Charles Antwi-Boasiako, BSc, MPhil, PhD

Charles Antwi-Boasiako picture

Nominated From: University of Michigan

Research Site: Ghana

Research Area: Hematology

Primary Mentor: Andrew Campbell

Research Project


The Role of Endothelium-Derived Relaxing Factors Upon Vascular Function in Sickle Cell Disease Patients


Endothelial function includes multitude of physiological processes that maintain healthy homeostasis of the vascular wall (1). Nitric oxide (NO) is the major endothelium-derived relaxing factor (EDRF) in normal physiology and plays a central role in vascular homeostasis. Sickle cell disease (SCD) is associated with vascular endothelial dysfunction and a significant reduction in NO bioavailability. However, an alternate endothelial mechanism, other than the NO or prostacyclin vasodilatation exists for dilating arteries and arterioles when the NO signaling pathway fails (2). Experimental evidence indicates that a shift away from NO-mediated endothelium- dependent relaxation toward another EDRF-dependent relaxation occurs in disease states (3)(4). This non-NO, non-prostaglandin-mediated endothelium-dependent vasodilation has been attributed to endothelium-derived hyperpolarizing factors (EDHFs). To date, numerous studies have attempted to identify the mechanism of action EDHFs. Experimental evidence suggests the most likely candidates are the cytochrome P450 (CYP450) product of arachidonic acid metabolism, 11,12-epoxyeicosatrienoic acid (11,12-EET), and the potassium ion (K+)(5). Potassium ion has been identified as EDHFs in animal vascular tissues(6). Alteration of EDHF-mediated responses has been reported in vascular diseases where EDHFs may either contribute to endothelial dysfunction or compensate for the loss of NO bioavailability (7)(8). In the human forearm of hypertensive subjects, endothelium-dependent vasodilation is maintained despite decreased NO bioavailability because of the compensatory increased activity of EDHF(8). There is growing interest in understanding the mechanisms underlying EDHFs vasorelaxation with the hope of developing therapeutic strategies for SCD.

Currently, there is no consensus on the identity of EDHFs or the exact mechanisms by which EDHFs relax vascular smooth muscle, even though some evidence, demonstrates that the action of EDHF involves calcium- sensitive K+ channels (KCa), that are sensitive to effects of the toxins apamin and charybdotoxin.
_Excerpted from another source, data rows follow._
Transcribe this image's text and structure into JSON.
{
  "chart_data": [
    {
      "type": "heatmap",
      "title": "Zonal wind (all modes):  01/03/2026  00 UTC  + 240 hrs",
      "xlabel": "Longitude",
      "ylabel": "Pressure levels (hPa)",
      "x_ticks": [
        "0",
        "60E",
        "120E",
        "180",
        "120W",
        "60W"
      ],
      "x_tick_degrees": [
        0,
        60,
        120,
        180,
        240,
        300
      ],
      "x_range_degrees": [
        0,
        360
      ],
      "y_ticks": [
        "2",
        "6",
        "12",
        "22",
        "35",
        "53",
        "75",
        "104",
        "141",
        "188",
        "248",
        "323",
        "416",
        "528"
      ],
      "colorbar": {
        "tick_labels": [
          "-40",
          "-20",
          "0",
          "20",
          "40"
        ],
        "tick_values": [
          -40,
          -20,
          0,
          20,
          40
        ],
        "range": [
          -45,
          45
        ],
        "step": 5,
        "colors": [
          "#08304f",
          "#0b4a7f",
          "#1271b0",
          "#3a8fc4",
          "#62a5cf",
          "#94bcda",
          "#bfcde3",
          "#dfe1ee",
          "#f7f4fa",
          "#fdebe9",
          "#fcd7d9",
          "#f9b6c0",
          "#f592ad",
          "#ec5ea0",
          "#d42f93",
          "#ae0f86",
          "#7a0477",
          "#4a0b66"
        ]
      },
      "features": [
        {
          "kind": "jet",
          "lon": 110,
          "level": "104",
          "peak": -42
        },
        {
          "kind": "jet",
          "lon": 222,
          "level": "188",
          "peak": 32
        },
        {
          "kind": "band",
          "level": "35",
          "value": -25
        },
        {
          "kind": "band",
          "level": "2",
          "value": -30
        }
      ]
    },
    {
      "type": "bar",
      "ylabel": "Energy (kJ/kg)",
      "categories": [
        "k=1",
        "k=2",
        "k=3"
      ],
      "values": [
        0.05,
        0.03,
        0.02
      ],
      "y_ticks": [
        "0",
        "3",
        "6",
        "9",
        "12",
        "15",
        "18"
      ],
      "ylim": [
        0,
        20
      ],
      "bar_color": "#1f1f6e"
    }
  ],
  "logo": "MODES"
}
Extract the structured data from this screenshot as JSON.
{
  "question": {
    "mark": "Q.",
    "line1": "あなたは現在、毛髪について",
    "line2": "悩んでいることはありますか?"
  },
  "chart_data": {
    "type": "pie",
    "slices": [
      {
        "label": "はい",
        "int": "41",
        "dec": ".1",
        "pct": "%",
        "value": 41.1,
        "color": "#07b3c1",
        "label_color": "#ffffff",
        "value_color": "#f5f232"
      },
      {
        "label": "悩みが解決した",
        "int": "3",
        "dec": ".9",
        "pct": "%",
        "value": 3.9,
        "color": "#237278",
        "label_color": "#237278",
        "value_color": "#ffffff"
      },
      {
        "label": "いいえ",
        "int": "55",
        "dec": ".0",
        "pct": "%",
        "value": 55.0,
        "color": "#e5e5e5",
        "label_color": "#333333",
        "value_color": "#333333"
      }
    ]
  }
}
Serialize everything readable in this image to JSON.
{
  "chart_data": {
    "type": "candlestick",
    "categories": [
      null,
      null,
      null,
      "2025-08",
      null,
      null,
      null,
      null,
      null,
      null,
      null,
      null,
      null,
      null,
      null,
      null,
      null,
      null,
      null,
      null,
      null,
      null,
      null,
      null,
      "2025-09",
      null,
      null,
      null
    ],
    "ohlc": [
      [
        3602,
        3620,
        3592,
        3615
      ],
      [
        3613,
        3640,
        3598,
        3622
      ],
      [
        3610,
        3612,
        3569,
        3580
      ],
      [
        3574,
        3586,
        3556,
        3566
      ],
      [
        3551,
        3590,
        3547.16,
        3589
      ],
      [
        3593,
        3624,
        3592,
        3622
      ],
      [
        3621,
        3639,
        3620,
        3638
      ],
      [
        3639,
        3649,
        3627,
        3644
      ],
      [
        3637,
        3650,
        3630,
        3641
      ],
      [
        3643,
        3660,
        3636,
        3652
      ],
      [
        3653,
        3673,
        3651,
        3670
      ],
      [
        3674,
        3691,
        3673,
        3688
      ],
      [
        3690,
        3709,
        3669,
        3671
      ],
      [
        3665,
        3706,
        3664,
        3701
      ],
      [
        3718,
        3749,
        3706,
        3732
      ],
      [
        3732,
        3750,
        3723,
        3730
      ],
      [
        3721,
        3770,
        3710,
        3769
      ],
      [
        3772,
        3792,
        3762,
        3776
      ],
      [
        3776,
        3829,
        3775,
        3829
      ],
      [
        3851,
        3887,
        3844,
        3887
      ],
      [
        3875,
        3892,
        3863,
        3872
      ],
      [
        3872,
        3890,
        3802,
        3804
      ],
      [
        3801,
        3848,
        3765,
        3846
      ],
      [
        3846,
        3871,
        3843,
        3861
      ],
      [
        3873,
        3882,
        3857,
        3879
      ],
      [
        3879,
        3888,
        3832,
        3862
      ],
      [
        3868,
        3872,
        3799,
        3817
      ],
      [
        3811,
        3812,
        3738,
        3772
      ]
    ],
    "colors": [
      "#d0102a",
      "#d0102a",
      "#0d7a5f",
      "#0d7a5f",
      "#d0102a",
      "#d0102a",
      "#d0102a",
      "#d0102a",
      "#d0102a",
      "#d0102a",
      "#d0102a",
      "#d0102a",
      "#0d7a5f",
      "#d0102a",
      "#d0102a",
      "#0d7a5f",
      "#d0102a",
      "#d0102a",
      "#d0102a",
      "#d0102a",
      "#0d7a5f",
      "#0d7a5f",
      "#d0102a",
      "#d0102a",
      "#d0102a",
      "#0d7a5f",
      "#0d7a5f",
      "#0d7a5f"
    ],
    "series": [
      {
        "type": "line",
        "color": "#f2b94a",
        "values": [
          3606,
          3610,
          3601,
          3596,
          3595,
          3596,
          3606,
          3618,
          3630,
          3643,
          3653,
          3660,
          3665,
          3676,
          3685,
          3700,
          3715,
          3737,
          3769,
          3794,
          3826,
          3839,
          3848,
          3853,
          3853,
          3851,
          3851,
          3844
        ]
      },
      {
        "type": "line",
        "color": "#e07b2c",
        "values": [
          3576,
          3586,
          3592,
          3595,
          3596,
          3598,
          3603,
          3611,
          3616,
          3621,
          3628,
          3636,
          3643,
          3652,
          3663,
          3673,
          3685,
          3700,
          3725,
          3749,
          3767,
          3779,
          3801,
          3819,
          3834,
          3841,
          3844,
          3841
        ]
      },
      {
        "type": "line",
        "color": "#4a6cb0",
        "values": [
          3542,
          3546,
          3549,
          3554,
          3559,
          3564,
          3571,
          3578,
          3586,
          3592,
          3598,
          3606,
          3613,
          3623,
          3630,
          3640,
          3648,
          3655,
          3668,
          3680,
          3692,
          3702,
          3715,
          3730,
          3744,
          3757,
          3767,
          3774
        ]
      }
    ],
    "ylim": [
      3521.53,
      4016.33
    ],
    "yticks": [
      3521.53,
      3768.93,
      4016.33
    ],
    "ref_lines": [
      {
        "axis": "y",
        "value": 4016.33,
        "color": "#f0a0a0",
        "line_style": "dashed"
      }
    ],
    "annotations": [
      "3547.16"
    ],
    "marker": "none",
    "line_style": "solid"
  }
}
Endothelial hyperpolarization is likely due to several factors that are site- and species-specific, ultimately causing vascular smooth muscle hyperpolarization and relaxation. Gladwin et al., reported a significant upregulation of EDHFs and prostacyclin in males and females with SCD(9). Presently, the understanding of EDHF is limited, especially in SCD. Most studies have concentrated on understanding the mechanism of EDHFs in other cardiovascular diseases like hypertension, whereas the role of EDHFs in regulating and coordinating vascular function in SCD has received much less attention. Our previous work and other studies have demonstrated reduced NO levels in SCD partly as a result of eNOS gene polymorphism.


Specific Aims

1. To determine the relative importance of NO, prostacyclin and EDHFs as vasodilators in subcutaneous arteries in SCD patients.

2. To determine if endothelium dependent hyperpolarization-type relaxation compensates for attenuated NO-mediated responses in subcutaneous arteries of SCD patients

Research Significance

The limited knowledge on the role of endothelium-derived relaxing factor (EDHFs) in sickle cell disease (SCD) limits the medical community from effectively manipulating EDHF in the clinical setting for effective management of SCD. Although impairment of endothelium-dependent relaxation has been documented in small and large arteries of diabetes patients, the relative contributions of EDHF-dependent signals to dysfunctional endothelium-dependent relaxation remains poorly understood in SCD. Increased understanding of different vasorelaxation mechanisms in small arteries in SCD could help identify proper therapeutic targets to treat endothelial dysfunction in SCD patients.  This project is directly relevant for populations in the United States suffering from sickle cell disease.